Somewhere not far beneath the glossy pop skin of Soul Surfer, the true story of Bethany Hamilton is struggling to get out. It’s a headline-grabber: as a 13-year-old up-and-coming competitive surfer, Hamilton lost her left arm in a shark attack, then fearlessly returned to surfing, ultimately going pro. But the film’s bubbly narration, relentless pop soundtrack, wearying MTV editing, and desperately intense positivity wash away most of her story’s drama, as well as any sense of reality. Director/co-writer Sean McNamara (Bratz: The Movie) and a committee of six other writers give the script an unusual specificity of detail, especially regarding subsidiary characters and minor relationships; throughout, there’s a sense that they’re trying to map Hamilton’s actual life over the conventional beats of a sports-underdog film. But the conventions mostly win, often in saccharine ways.

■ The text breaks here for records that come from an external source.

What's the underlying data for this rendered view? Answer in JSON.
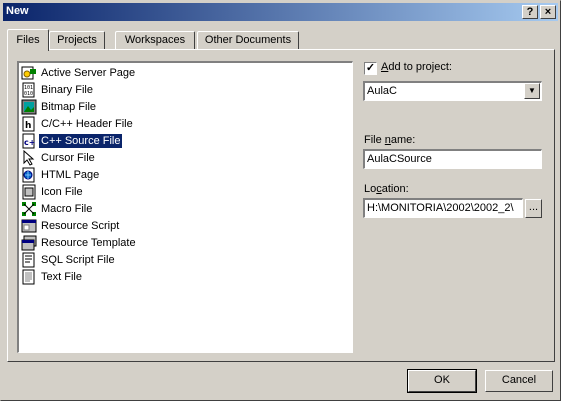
{
  "window": {
    "title": "New",
    "help_glyph": "?",
    "close_glyph": "×"
  },
  "tabs": [
    {
      "label": "Files"
    },
    {
      "label": "Projects"
    },
    {
      "label": "Workspaces"
    },
    {
      "label": "Other Documents"
    }
  ],
  "file_types": [
    {
      "label": "Active Server Page",
      "icon": "asp-icon"
    },
    {
      "label": "Binary File",
      "icon": "binary-file-icon"
    },
    {
      "label": "Bitmap File",
      "icon": "bitmap-icon"
    },
    {
      "label": "C/C++ Header File",
      "icon": "header-file-icon"
    },
    {
      "label": "C++ Source File",
      "icon": "cpp-source-icon",
      "selected": true
    },
    {
      "label": "Cursor File",
      "icon": "cursor-icon"
    },
    {
      "label": "HTML Page",
      "icon": "html-page-icon"
    },
    {
      "label": "Icon File",
      "icon": "icon-file-icon"
    },
    {
      "label": "Macro File",
      "icon": "macro-icon"
    },
    {
      "label": "Resource Script",
      "icon": "resource-script-icon"
    },
    {
      "label": "Resource Template",
      "icon": "resource-template-icon"
    },
    {
      "label": "SQL Script File",
      "icon": "sql-script-icon"
    },
    {
      "label": "Text File",
      "icon": "text-file-icon"
    }
  ],
  "add_to_project": {
    "label_pre": "",
    "label_ul": "A",
    "label_post": "dd to project:",
    "checked": true,
    "check_glyph": "✓"
  },
  "project_select": {
    "value": "AulaC",
    "arrow": "▼"
  },
  "file_name": {
    "label_pre": "File ",
    "label_ul": "n",
    "label_post": "ame:",
    "value": "AulaCSource"
  },
  "location": {
    "label_pre": "Lo",
    "label_ul": "c",
    "label_post": "ation:",
    "value": "H:\\MONITORIA\\2002\\2002_2\\",
    "browse_label": "..."
  },
  "buttons": {
    "ok": "OK",
    "cancel": "Cancel"
  },
  "colors": {
    "selection": "#0a246a",
    "face": "#d4d0c8",
    "title_start": "#0a246a",
    "title_end": "#a6caf0"
  }
}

Soul Surfer launches with Hamilton (Bridge To Terabithia’s AnnaSophia Robb) explaining her life in a breathless rush of narration and faux home-video footage which suggests that life in Hawaii is a nonstop beach party, where no one has to work, and the days pass in a reverie of music, sun, water sports, and occasional starry-eyed open-air religious gatherings. Hamilton’s biggest personal issue is a pouty moment when her youth-group leader (Carrie Underwood, in an irritatingly stiff, strident film debut) chides her for choosing a surf competition over a missionary trip. Then the shark attack changes Hamilton’s life, though not her priorities: She’s still all about her need to get back on the board and back into competition.

Soul Surfer has plenty of strengths to go with its faults: The underdog story is compelling, and the surf-contest footage is beautifully shot and tautly edited. The action sequences, including the struggle to save Hamilton’s life after the blink-and-you’ll-miss-it shark attack, are breathless and stylish. And Soul Surfer is unique as an inspirational personal-achievement film in the way it focuses on the protagonist not merely as a bastion of strength, but as part of a supportive community and family, including Helen Hunt and Dennis Quaid (the only convincing members among a generally plastic cast) as the loving parents who struggle more with their daughter’s injury than she does. The scenes focusing on the adults in Hamilton’s life are generally the most convincing, even when they largely address her saint-like wisdom and grace in helping them cope with her new situation. Much less convincing: a sequence where Hamilton begins to understand God’s plan for her as she inspires a mute lost toddler—and his entire applauding village—to love the ocean again after Thailand’s devastating 2004 tsunami. At moments like these, Soul Surfer feels like history by way of High School Musical, all cheery Disney wholesomeness without any threat of authenticity encroaching.